Lahn shook her head. “You hid so much during the join.”

“I didn’t want you to see the monster-“

Lahn placed her fingertips against Rose’s mouth, silencing her. “I didn’t come here to judge. I just wanted you to know that we succeeded. The explosion that caused your sliver of time never happened.”

For a moment, Rose was as still as the rest of the room.  Then she slowly took Lahn’s hand, squeezing it hard, her eyes wet as she smiled.  Her voice was a whisper. “Thank you.” She shook her head. “But how—“

Lahn shrugged. “Technically, you’re the memories of Rose, not the Rose that never happened.”

“But then how would those memories—“

Lahn repeated her shrug. “I guess a little bit of paradox is tolerable. My  chronal signature is different, to say the least.  But I wanted you to know. You gave up so much – everything. Without your knowledge, we wouldn’t have succeeded.”

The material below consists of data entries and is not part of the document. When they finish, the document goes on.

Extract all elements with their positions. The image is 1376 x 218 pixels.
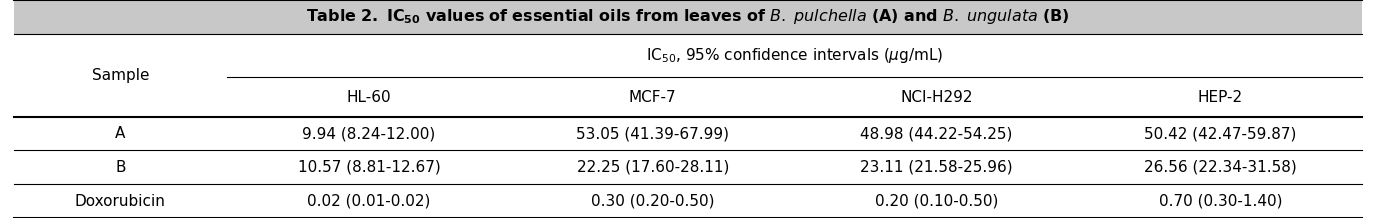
Text: 26.56 (22.34-31.58): 26.56 (22.34-31.58) <box>1143 160 1296 175</box>
Text: $\bf{Table\ 2.}$ $\bf{IC}$$\bf{_{50}}$ $\bf{values\ of\ essential\ oils\ from\ l: $\bf{Table\ 2.}$ $\bf{IC}$$\bf{_{50}}$ $… <box>305 7 1071 26</box>
Text: NCI-H292: NCI-H292 <box>900 90 973 104</box>
Text: 50.42 (42.47-59.87): 50.42 (42.47-59.87) <box>1145 126 1296 141</box>
Text: HL-60: HL-60 <box>347 90 391 104</box>
Text: Doxorubicin: Doxorubicin <box>74 194 166 209</box>
Text: Sample: Sample <box>92 68 149 83</box>
Text: 0.70 (0.30-1.40): 0.70 (0.30-1.40) <box>1159 194 1282 209</box>
Text: MCF-7: MCF-7 <box>629 90 677 104</box>
Text: 22.25 (17.60-28.11): 22.25 (17.60-28.11) <box>577 160 729 175</box>
Text: IC$_{50}$, 95% confidence intervals ($\mu$g/mL): IC$_{50}$, 95% confidence intervals ($\m… <box>645 46 944 65</box>
Text: A: A <box>116 126 125 141</box>
Text: 53.05 (41.39-67.99): 53.05 (41.39-67.99) <box>577 126 729 141</box>
Text: 48.98 (44.22-54.25): 48.98 (44.22-54.25) <box>860 126 1013 141</box>
Text: 9.94 (8.24-12.00): 9.94 (8.24-12.00) <box>303 126 436 141</box>
Text: 0.20 (0.10-0.50): 0.20 (0.10-0.50) <box>875 194 998 209</box>
Text: HEP-2: HEP-2 <box>1197 90 1243 104</box>
Bar <box>14 0 1362 34</box>
Text: 0.30 (0.20-0.50): 0.30 (0.20-0.50) <box>590 194 714 209</box>
Text: B: B <box>116 160 125 175</box>
Text: 0.02 (0.01-0.02): 0.02 (0.01-0.02) <box>307 194 431 209</box>
Text: 23.11 (21.58-25.96): 23.11 (21.58-25.96) <box>860 160 1013 175</box>
Text: 10.57 (8.81-12.67): 10.57 (8.81-12.67) <box>297 160 440 175</box>
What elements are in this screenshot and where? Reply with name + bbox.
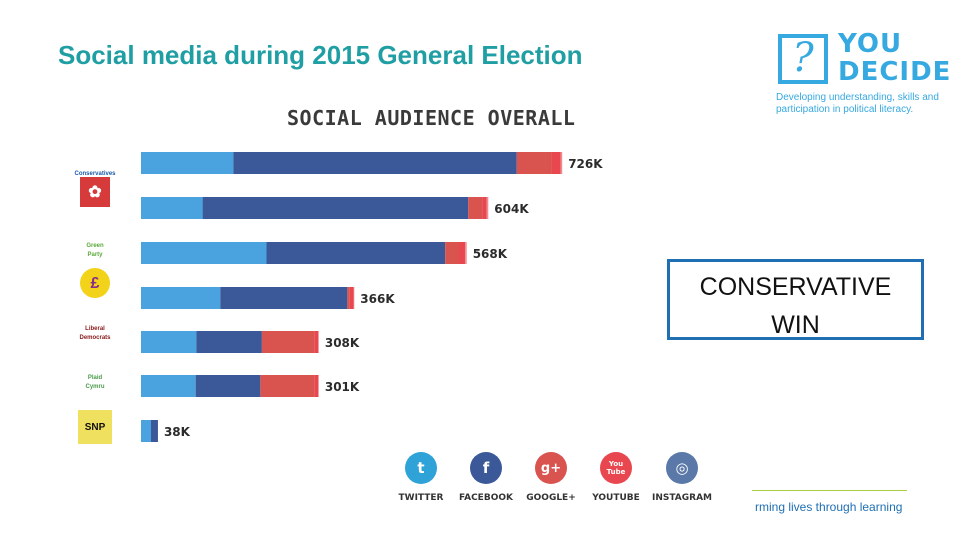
bar-conservatives-twitter: [141, 152, 234, 174]
snp-logo-text: SNP: [84, 421, 106, 433]
liberal-democrats-logo-text: Liberal Democrats: [79, 326, 111, 341]
logo-word-line2: DECIDE: [838, 57, 952, 87]
instagram-icon: ◎: [666, 452, 698, 484]
bar-conservatives-youtube: [551, 152, 561, 174]
bar-green-party-instagram: [465, 242, 467, 264]
conservatives-logo: Conservatives: [74, 146, 115, 180]
legend-youtube: You Tube YOUTUBE: [586, 452, 646, 503]
snp-logo: SNP: [78, 410, 112, 444]
facebook-icon: f: [470, 452, 502, 484]
bar-liberal-democrats-facebook: [196, 331, 262, 353]
result-line1: CONSERVATIVE: [699, 273, 892, 301]
twitter-icon: t: [405, 452, 437, 484]
labour-logo: ✿: [80, 177, 110, 207]
liberal-democrats-logo: Liberal Democrats: [78, 308, 112, 342]
bar-ukip-twitter: [141, 287, 221, 309]
chart-title: SOCIAL AUDIENCE OVERALL: [287, 106, 576, 130]
legend-label-facebook: FACEBOOK: [459, 493, 513, 503]
bar-plaid-cymru-instagram: [318, 375, 319, 397]
bar-green-party-youtube: [459, 242, 466, 264]
bar-conservatives-facebook: [233, 152, 517, 174]
conservatives-logo-text: Conservatives: [74, 170, 116, 177]
bar-snp-facebook: [151, 420, 158, 442]
ukip-logo: £: [78, 266, 112, 300]
logo-tagline: Developing understanding, skills and par…: [776, 92, 939, 115]
logo-word-line1: YOU: [838, 29, 903, 59]
total-label-ukip: 366K: [360, 292, 395, 306]
logo-wordmark: YOU DECIDE: [838, 29, 952, 87]
legend-label-twitter: TWITTER: [398, 493, 444, 503]
legend-instagram: ◎ INSTAGRAM: [652, 452, 712, 503]
bar-ukip-google-: [347, 287, 350, 309]
total-label-green-party: 568K: [473, 247, 508, 261]
bar-labour-facebook: [202, 197, 469, 219]
bar-plaid-cymru-twitter: [141, 375, 196, 397]
bar-green-party-google-: [445, 242, 460, 264]
total-label-conservatives: 726K: [568, 157, 603, 171]
legend-label-google-plus: GOOGLE+: [526, 493, 576, 503]
rose-icon: ✿: [88, 183, 102, 201]
slide-title: Social media during 2015 General Electio…: [58, 40, 583, 70]
footer-text: rming lives through learning: [755, 500, 903, 514]
result-callout: CONSERVATIVE WIN: [667, 259, 924, 340]
bar-liberal-democrats-youtube: [314, 331, 319, 353]
bar-labour-google-: [468, 197, 483, 219]
youtube-icon: You Tube: [600, 452, 632, 484]
bar-liberal-democrats-twitter: [141, 331, 197, 353]
legend-google-plus: g+ GOOGLE+: [521, 452, 581, 503]
total-label-snp: 38K: [164, 425, 191, 439]
footer-divider: [752, 490, 907, 491]
bar-conservatives-google-: [516, 152, 552, 174]
bar-green-party-facebook: [266, 242, 446, 264]
plaid-cymru-logo-text: Plaid Cymru: [85, 375, 105, 390]
bar-plaid-cymru-google-: [260, 375, 315, 397]
green-party-logo: Green Party: [78, 222, 112, 258]
bar-ukip-youtube: [349, 287, 354, 309]
google-plus-icon: g+: [535, 452, 567, 484]
green-party-logo-text: Green Party: [86, 243, 104, 258]
bar-plaid-cymru-facebook: [195, 375, 261, 397]
bar-labour-instagram: [486, 197, 489, 219]
legend-label-youtube: YOUTUBE: [592, 493, 640, 503]
bar-liberal-democrats-instagram: [318, 331, 319, 353]
total-label-plaid-cymru: 301K: [325, 380, 360, 394]
bar-labour-twitter: [141, 197, 203, 219]
legend-facebook: f FACEBOOK: [456, 452, 516, 503]
bar-ukip-instagram: [353, 287, 355, 309]
total-label-labour: 604K: [494, 202, 529, 216]
question-mark-icon: ?: [778, 34, 828, 84]
bar-plaid-cymru-youtube: [314, 375, 319, 397]
plaid-cymru-logo: Plaid Cymru: [78, 355, 112, 390]
bar-liberal-democrats-google-: [261, 331, 315, 353]
total-label-liberal-democrats: 308K: [325, 336, 360, 350]
bar-snp-twitter: [141, 420, 152, 442]
bar-ukip-facebook: [220, 287, 348, 309]
ukip-logo-text: £: [80, 268, 110, 298]
bar-labour-youtube: [482, 197, 487, 219]
result-line2: WIN: [771, 311, 820, 339]
bar-green-party-twitter: [141, 242, 267, 264]
bar-conservatives-instagram: [560, 152, 563, 174]
legend-label-instagram: INSTAGRAM: [652, 493, 713, 503]
you-decide-logo: ? YOU DECIDE Developing understanding, s…: [776, 30, 951, 120]
legend-twitter: t TWITTER: [391, 452, 451, 503]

Rose shook her head. “I gave up nothing. I was joined. It was like this impossible dream fulfilled. Better than any bomb, more than any lover. Its what we were meant for, and it was wonderful. If my only moment is this one for all of eternity, I content.”

Lahn smiled, pressing Rose’s hand reassuringly with her fingers. “It will be. I promise.” As she closed her eyes,  and let herself drift back to the cave, Lahn wondered if she could change Rose’s frozen moment and hoped her desire was enough.